= Health Care Consent Act =

Ontario, Canada statute

The Health Care Consent Act (HCCA) is an Ontario law concerned with the capacity to consent to treatment and admission to care facilities. (i.e., informed consent). As of 2 August 2023 on a date to be named by proclamation of the Lieutenant Governor, the act will also apply to confining in a care facility.

The HCCA states that a person has the right to consent to or refuse treatment if they have mental capacity. In order to have capacity, a person must have the "ability" to understand and appreciate the consequences of the treatment decision.
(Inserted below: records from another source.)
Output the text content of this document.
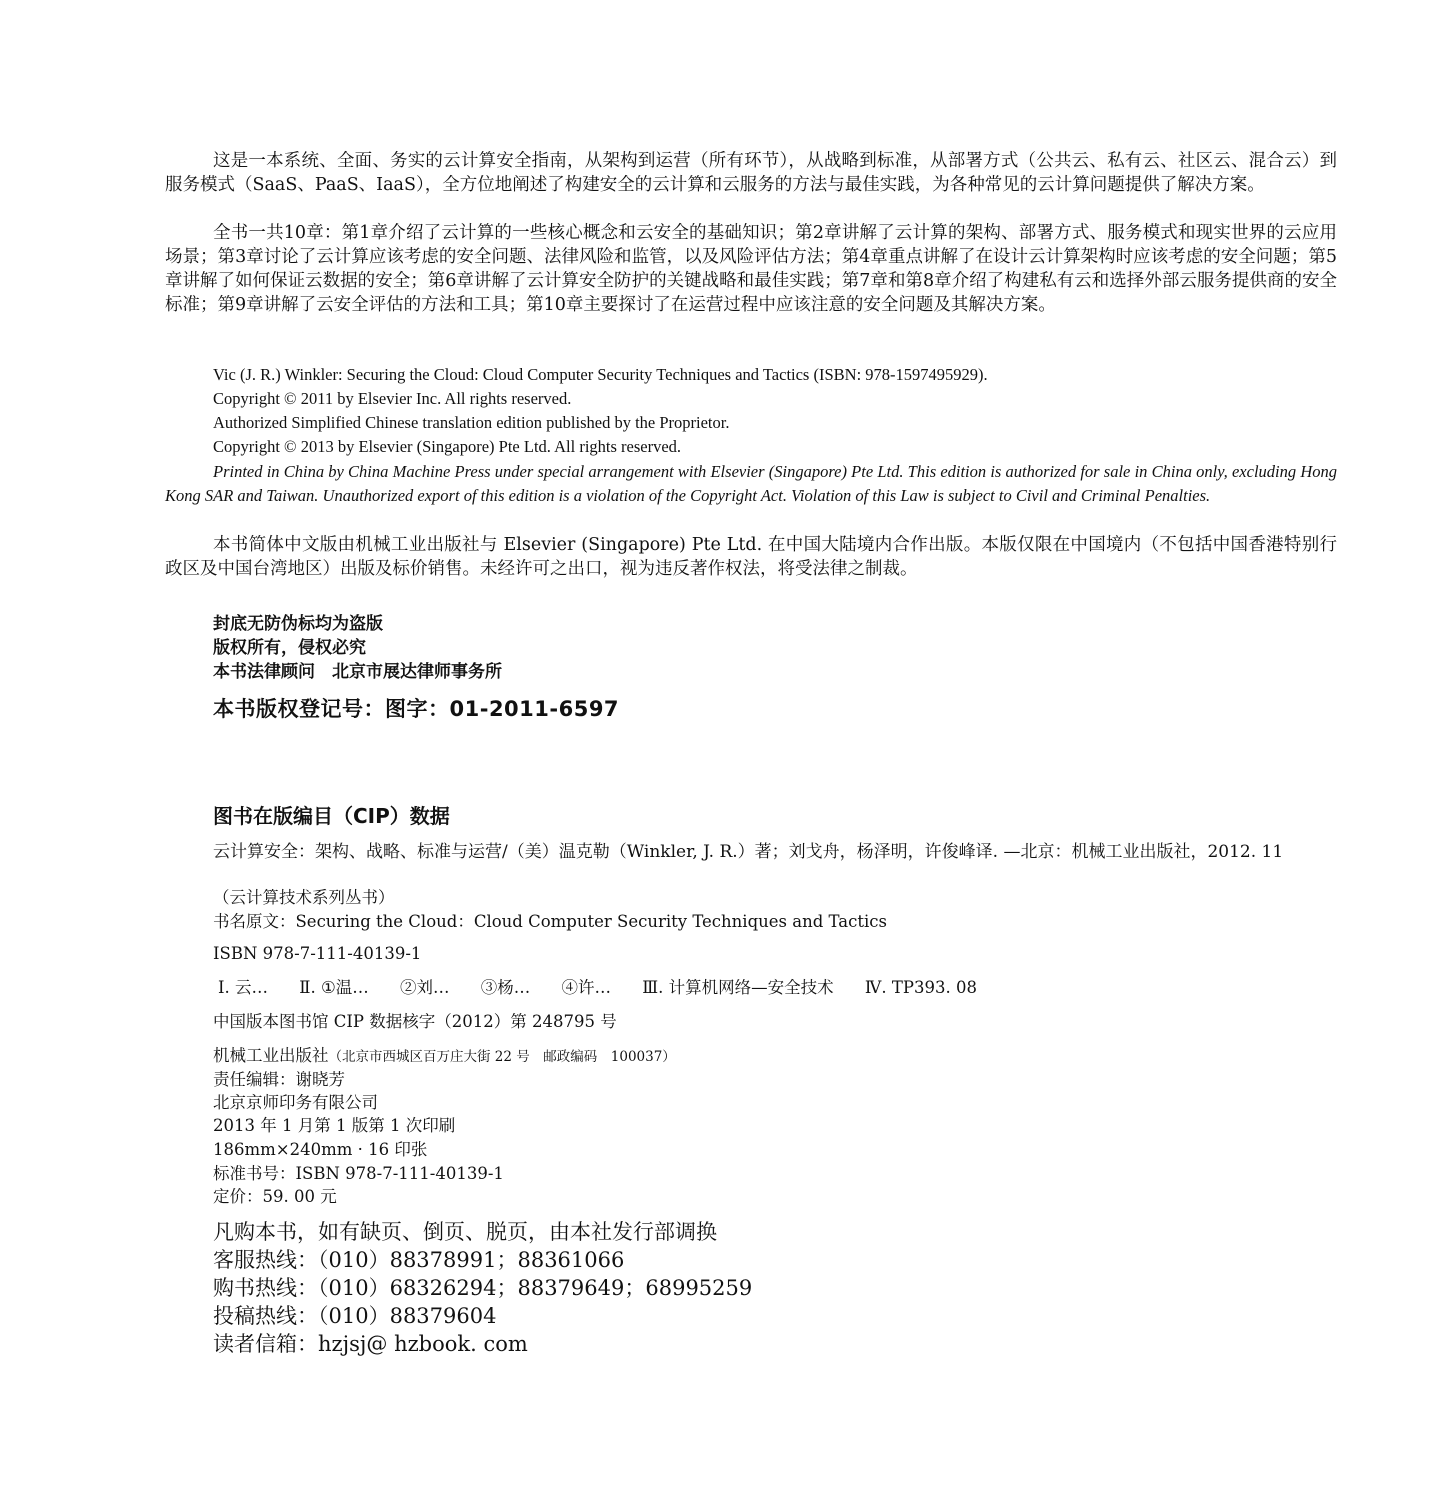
这是一本系统、全面、务实的云计算安全指南，从架构到运营（所有环节），从战略到标准，从部署方式（公共云、私有云、社区云、混合云）到服务模式（SaaS、PaaS、IaaS），全方位地阐述了构建安全的云计算和云服务的方法与最佳实践，为各种常见的云计算问题提供了解决方案。
全书一共10章：第1章介绍了云计算的一些核心概念和云安全的基础知识；第2章讲解了云计算的架构、部署方式、服务模式和现实世界的云应用场景；第3章讨论了云计算应该考虑的安全问题、法律风险和监管，以及风险评估方法；第4章重点讲解了在设计云计算架构时应该考虑的安全问题；第5章讲解了如何保证云数据的安全；第6章讲解了云计算安全防护的关键战略和最佳实践；第7章和第8章介绍了构建私有云和选择外部云服务提供商的安全标准；第9章讲解了云安全评估的方法和工具；第10章主要探讨了在运营过程中应该注意的安全问题及其解决方案。
Vic (J. R.) Winkler: Securing the Cloud: Cloud Computer Security Techniques and Tactics (ISBN: 978-1597495929).
Copyright © 2011 by Elsevier Inc. All rights reserved.
Authorized Simplified Chinese translation edition published by the Proprietor.
Copyright © 2013 by Elsevier (Singapore) Pte Ltd. All rights reserved.
Printed in China by China Machine Press under special arrangement with Elsevier (Singapore) Pte Ltd. This edition is authorized for sale in China only, excluding Hong Kong SAR and Taiwan. Unauthorized export of this edition is a violation of the Copyright Act. Violation of this Law is subject to Civil and Criminal Penalties.
本书简体中文版由机械工业出版社与 Elsevier (Singapore) Pte Ltd. 在中国大陆境内合作出版。本版仅限在中国境内（不包括中国香港特别行政区及中国台湾地区）出版及标价销售。未经许可之出口，视为违反著作权法，将受法律之制裁。
封底无防伪标均为盗版
版权所有，侵权必究
本书法律顾问　北京市展达律师事务所
本书版权登记号：图字：01-2011-6597
图书在版编目（CIP）数据
云计算安全：架构、战略、标准与运营/（美）温克勒（Winkler, J. R.）著；刘戈舟，杨泽明，许俊峰译. —北京：机械工业出版社，2012. 11
（云计算技术系列丛书）
书名原文：Securing the Cloud：Cloud Computer Security Techniques and Tactics
ISBN 978-7-111-40139-1
Ⅰ. 云… Ⅱ. ①温… ②刘… ③杨… ④许… Ⅲ. 计算机网络—安全技术 Ⅳ. TP393. 08
中国版本图书馆 CIP 数据核字（2012）第 248795 号
机械工业出版社（北京市西城区百万庄大街 22 号　邮政编码　100037）
责任编辑：谢晓芳
北京京师印务有限公司
2013 年 1 月第 1 版第 1 次印刷
186mm×240mm · 16 印张
标准书号：ISBN 978-7-111-40139-1
定价：59. 00 元
凡购本书，如有缺页、倒页、脱页，由本社发行部调换
客服热线：（010）88378991；88361066
购书热线：（010）68326294；88379649；68995259
投稿热线：（010）88379604
读者信箱：hzjsj@ hzbook. com
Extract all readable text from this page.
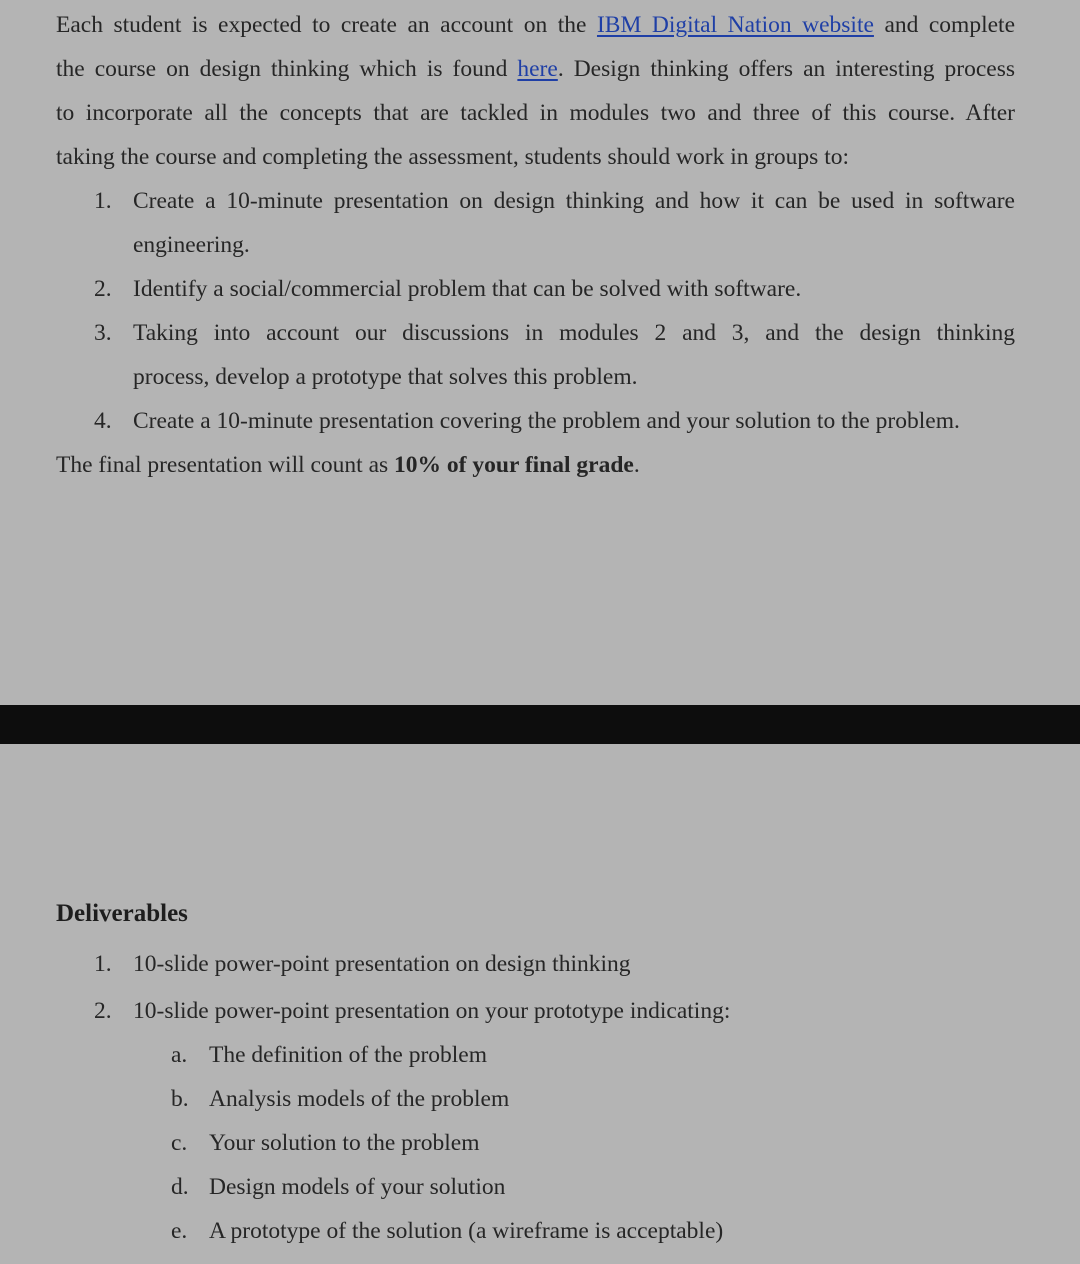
Each student is expected to create an account on the IBM Digital Nation website and complete
the course on design thinking which is found here. Design thinking offers an interesting process
to incorporate all the concepts that are tackled in modules two and three of this course. After
taking the course and completing the assessment, students should work in groups to:
1. Create a 10-minute presentation on design thinking and how it can be used in software
engineering.
2. Identify a social/commercial problem that can be solved with software.
3. Taking into account our discussions in modules 2 and 3, and the design thinking
process, develop a prototype that solves this problem.
4. Create a 10-minute presentation covering the problem and your solution to the problem.
The final presentation will count as 10% of your final grade.
Deliverables
1. 10-slide power-point presentation on design thinking
2. 10-slide power-point presentation on your prototype indicating:
a. The definition of the problem
b. Analysis models of the problem
c. Your solution to the problem
d. Design models of your solution
e. A prototype of the solution (a wireframe is acceptable)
The law says that “a person is capable with respect to a treatment, admission to a care facility or a personal assistance service if the person is able to understand the information that is relevant to making a decision about the treatment, admission or personal assistance service, as the case may be, and able to appreciate the reasonably foreseeable consequences of a decision or lack of decision”.

==Relationship to other Acts==

The HCCA exists in addition to the Ontario Mental Health Act (MHA) because, while the MHA governs detention in a psychiatric facility, the HCCA governs whether or not a person can be treated while in hospital (for example, with anti-psychotic medication that can reduce symptoms of serious mental illness such as schizophrenia).

The Ontario HCCA is also relevant to the Substitute Decisions Act. A person may be found to lack capacity for personal care and need a substitute decision maker (SDM) to decide whether to consent to or refuse treatment with psychiatric medication. The law says that “a person is incapable of personal care if the person is not able to understand information that is relevant to making a decision concerning his or her own health care, nutrition, shelter, clothing, hygiene or safety, or is not able to appreciate the reasonably foreseeable consequences of a decision or lack of decision.”

==HCCA and the Right to Refuse Treatment==

There is a widely reported Supreme Court of Canada case called Starson v. Swayze that dealt with the right of a mentally ill person to refuse treatment, even if it is in their best interests to be treated (for example, with anti-psychotic medication that would reduce delusional thinking).

The majority in Starson v. Swayze ultimately decided that Starson did not lack capacity so he could make his own treatment decisions, even if his decision (to refuse anti-psychotic medication that would reduce delusional thinking) was not in his best interests. As a result, he could not be treated with psychiatric medication, even if that meant that his health deteriorated as a result.

Critics of the decision in Starson argue that, because of mental deterioration, Starson did not have the capacity to make the decision to refuse treatment, and that his right to autonomy needs to be balanced with the right to be well. See also: autonomy as opposed to paternalism or beneficence. Autonomy is a complex concept in bioethics that has many variations. For example, there is the concept of supported autonomy, that is, in order to support the autonomy of the person in the long term it may be necessary to compromise autonomy in the short term.